After several weeks of reading, going to the range and spending almost $175 on rentals, range time and ammo I think I have decided on the H&K 45C. 
I went to 2 different ranges and rented 3 different guns. Targets are shown for each. I think I was less accurate with the Springfield 9mm than the 45's in general which is kinda weird and i think I was a little more accurate with the Springfield XD45 over the HK. The HK was a standard USP 45 not the newer compact 45 with the different grip and the green Luminova sights on it. I like the feel of the new HK45 over the USP version, the grip just seems better to me. 
I will have to wait another 31 days before I do paperwork for it because when I was at the range last week i decided on a cheap to shoot all the time gun to improve technique (grip, stance, trigger control etc etc.) I bought myself a Sig Mosquito and will pick it up friday after work. Feels much more like a real gun in the hand than the Walther p22. I can shoot 200+ rounds without breaking the bank account on 45 acp ammo. 
Let me know what you think of my target sessions. There are 2 different targets for the HK usp45, one for the SAXD 9mm compact and one for the SAXD 45.


----------



## rfair (Feb 9, 2009)

At what distance were you shooting?


----------



## DevilsJohnson (Oct 21, 2007)

rfair said:


> At what distance were you shooting?


+1 Like to know where you were at compared to the targets.brokenimage


----------



## Yellojacket (Jan 27, 2009)

this was right about 30 feet. 50 rounds for each of the 4 targets.


----------



## rfair (Feb 9, 2009)

Your doing well!!!


----------



## amourandcris (Mar 8, 2009)

Can I have your Mosquito when you get your H&K 45C?

Ok that was dumb.

Anyway I think the H&K 45C is a really great handgun. I shot one a couple weeks ago and I felt very comfortable with it. Congrats on that one, if you decide to go for it.


----------



## johnr (Jun 13, 2008)

I like my mosquito. the trigger is a little strong for the DA, and bit small for my fat finger. I do like the safties and decocker. Mine came with a little rubber thing that allows you to dryfire.

It is nowhere as accurate as my FNP 9, or let me rephrase that, I am not as accurate with the Mosquito as I am with the 9.  

I am getting close to getting enough rounds that I should be able to start feeding it the cheaper 22lr without issues. CCI mini mags are $8/hundred.
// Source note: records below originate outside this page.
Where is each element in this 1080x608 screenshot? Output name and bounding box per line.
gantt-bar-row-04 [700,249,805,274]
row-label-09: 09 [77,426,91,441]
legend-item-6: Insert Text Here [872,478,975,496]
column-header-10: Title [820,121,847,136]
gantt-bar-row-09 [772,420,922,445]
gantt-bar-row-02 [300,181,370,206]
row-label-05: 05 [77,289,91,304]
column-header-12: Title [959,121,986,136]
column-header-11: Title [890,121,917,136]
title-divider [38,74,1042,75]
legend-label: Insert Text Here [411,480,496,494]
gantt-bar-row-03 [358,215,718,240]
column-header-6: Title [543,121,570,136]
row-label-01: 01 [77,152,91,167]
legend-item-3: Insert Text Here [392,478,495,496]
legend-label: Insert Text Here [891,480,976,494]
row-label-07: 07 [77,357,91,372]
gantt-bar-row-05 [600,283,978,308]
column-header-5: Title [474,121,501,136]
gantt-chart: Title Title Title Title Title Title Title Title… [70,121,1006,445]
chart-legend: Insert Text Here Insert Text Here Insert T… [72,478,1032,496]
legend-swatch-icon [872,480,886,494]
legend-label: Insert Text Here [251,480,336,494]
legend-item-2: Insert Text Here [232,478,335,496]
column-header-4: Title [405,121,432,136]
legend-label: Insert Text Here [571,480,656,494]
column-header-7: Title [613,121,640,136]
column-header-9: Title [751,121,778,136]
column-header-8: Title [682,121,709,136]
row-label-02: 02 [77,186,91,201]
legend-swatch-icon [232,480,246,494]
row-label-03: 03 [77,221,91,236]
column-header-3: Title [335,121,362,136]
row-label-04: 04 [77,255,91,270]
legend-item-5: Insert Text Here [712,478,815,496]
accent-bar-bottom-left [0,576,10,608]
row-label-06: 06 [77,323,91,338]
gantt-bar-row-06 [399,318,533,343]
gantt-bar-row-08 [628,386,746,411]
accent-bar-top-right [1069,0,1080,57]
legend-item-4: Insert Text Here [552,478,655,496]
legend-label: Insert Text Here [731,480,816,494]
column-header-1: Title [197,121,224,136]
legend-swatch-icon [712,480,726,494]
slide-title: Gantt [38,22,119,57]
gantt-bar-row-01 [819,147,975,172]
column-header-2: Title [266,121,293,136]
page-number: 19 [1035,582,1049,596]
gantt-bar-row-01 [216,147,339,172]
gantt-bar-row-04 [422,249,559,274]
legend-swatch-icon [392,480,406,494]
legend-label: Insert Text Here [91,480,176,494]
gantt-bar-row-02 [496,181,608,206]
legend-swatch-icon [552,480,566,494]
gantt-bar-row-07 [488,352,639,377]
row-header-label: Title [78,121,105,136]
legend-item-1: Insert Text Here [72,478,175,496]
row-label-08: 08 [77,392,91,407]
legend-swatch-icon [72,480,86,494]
I can get 9 for about 9/box of 50. that is not too much price difference.

Buy an extra mag if you can find one, it gives you a little more continuity at the range.

YMMV
John


----------



## BigNic (Feb 17, 2009)

Good shooting.


----------



## buck32 (May 26, 2008)

Congrats on your decision. 

Pics will be required after you buy your new friend.


----------



## Yellojacket (Jan 27, 2009)

Here's a couple pics of the new Sig. Will take it to the range sometime this coming week. I picked up an extra mag for it as well for $40. It's a shame this doesn't come with one extra mag included oh well.


----------